Conclusão: A abordagem de prescrição “em suspenso” em crianças e adultos com infecções respiratórias agudas, conjuntamente com instruções explícitas para o controlo de sintomas, é eficaz na diminuição do uso de antibióticos, ao mesmo tempo que não afecta de forma adversa a satisfação do utente ou a duração e gravidade dos sintomas. Pedir ao paciente para contactar de novo, vir levantar a prescrição ou simplesmente guardar a receita por um tempo definido previamente, resultou em menos 40% de utentes a fazerem antibioterapia, não existindo diferença significativa entre os vários tipos de abordagem.

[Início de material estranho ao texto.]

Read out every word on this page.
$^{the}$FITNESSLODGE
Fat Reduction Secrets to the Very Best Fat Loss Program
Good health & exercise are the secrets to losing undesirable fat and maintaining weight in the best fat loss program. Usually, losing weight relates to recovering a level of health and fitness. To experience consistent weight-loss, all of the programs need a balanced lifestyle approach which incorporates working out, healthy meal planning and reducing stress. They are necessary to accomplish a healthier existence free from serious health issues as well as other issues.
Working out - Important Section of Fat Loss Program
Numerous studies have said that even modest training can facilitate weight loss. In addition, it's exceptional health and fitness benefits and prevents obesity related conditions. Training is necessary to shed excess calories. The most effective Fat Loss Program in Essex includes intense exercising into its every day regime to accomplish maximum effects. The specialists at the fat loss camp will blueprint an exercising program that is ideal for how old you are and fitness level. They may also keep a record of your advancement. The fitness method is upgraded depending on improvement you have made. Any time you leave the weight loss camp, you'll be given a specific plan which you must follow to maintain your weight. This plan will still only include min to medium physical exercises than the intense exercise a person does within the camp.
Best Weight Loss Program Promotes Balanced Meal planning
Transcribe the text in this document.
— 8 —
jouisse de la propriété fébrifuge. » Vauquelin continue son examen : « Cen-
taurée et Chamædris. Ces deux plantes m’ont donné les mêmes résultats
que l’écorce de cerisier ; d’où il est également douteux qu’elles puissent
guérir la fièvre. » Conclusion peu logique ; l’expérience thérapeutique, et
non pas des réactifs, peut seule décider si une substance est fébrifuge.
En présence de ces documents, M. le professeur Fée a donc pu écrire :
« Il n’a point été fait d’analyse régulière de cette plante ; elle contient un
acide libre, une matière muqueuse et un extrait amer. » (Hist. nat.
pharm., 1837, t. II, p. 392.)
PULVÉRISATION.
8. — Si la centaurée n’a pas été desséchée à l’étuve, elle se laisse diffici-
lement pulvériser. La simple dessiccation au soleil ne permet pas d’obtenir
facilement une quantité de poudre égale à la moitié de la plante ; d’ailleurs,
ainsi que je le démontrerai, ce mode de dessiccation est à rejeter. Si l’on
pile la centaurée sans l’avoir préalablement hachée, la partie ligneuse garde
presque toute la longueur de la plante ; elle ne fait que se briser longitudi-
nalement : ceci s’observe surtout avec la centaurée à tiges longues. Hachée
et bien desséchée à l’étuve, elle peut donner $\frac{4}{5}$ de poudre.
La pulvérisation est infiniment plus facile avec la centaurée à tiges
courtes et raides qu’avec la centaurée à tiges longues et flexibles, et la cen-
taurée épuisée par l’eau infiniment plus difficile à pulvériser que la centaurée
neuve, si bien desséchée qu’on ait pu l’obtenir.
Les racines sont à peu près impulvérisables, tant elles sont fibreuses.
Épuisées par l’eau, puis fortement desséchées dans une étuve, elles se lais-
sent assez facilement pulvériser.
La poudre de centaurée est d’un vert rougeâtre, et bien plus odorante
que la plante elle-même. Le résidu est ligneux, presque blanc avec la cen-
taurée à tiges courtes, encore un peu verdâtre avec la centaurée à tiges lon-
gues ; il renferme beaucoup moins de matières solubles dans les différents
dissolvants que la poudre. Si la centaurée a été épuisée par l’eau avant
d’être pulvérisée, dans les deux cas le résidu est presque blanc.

Comentário: Este estudo – até ao momento, o maior já realizado – veio demonstrar não existirem diferenças significativas no controlo de sintomas entre as várias estratégias (prescrição imediata vs. não-prescrição vs. prescrição diferida), apesar da forte crença dos doentes em relação à eficácia dos antibióticos. Concomitantemente, as diferentes abordagens de prescrição diferida, quando estruturalmente semelhantes, revelaram resultados idênticos, ao contrário do que alguns estudos haviam anteriormente sugerido. Ainda assim, o estudo apresenta algumas limitações: os doentes incluídos apresentavam uma grande variedade de infecções do tracto respiratório, pelo que esta heterogeneidade poderá ter resultado numa variância amostral aumentada, tornando os erros tipo 2 mais prováveis; os participantes do grupo não-aleatorizado (de prescrição imediata de antibiótico) apresentavam uma maior gravidade sintomática de base, pelo que as comparações com este grupo podem estar sujeitas a confundimento. No entanto, a distribuição semelhante de diagnósticos pelos diferentes grupos de estratégias, assim como o ajustamento para os factores de confundimento, não revelaram modificar os resultados. Por outro lado, e como ponto forte deste estudo, os autores procuraram controlar os resultados das várias estratégias (não-prescrição e prescrição diferida) em relação às recomendações de controlo de sintomas, tendo sido avaliadas as interacções entre tais recomendações (que podem actuar como factor confundidor) e as diferentes estratégias, o que não é habitual em estudos deste género.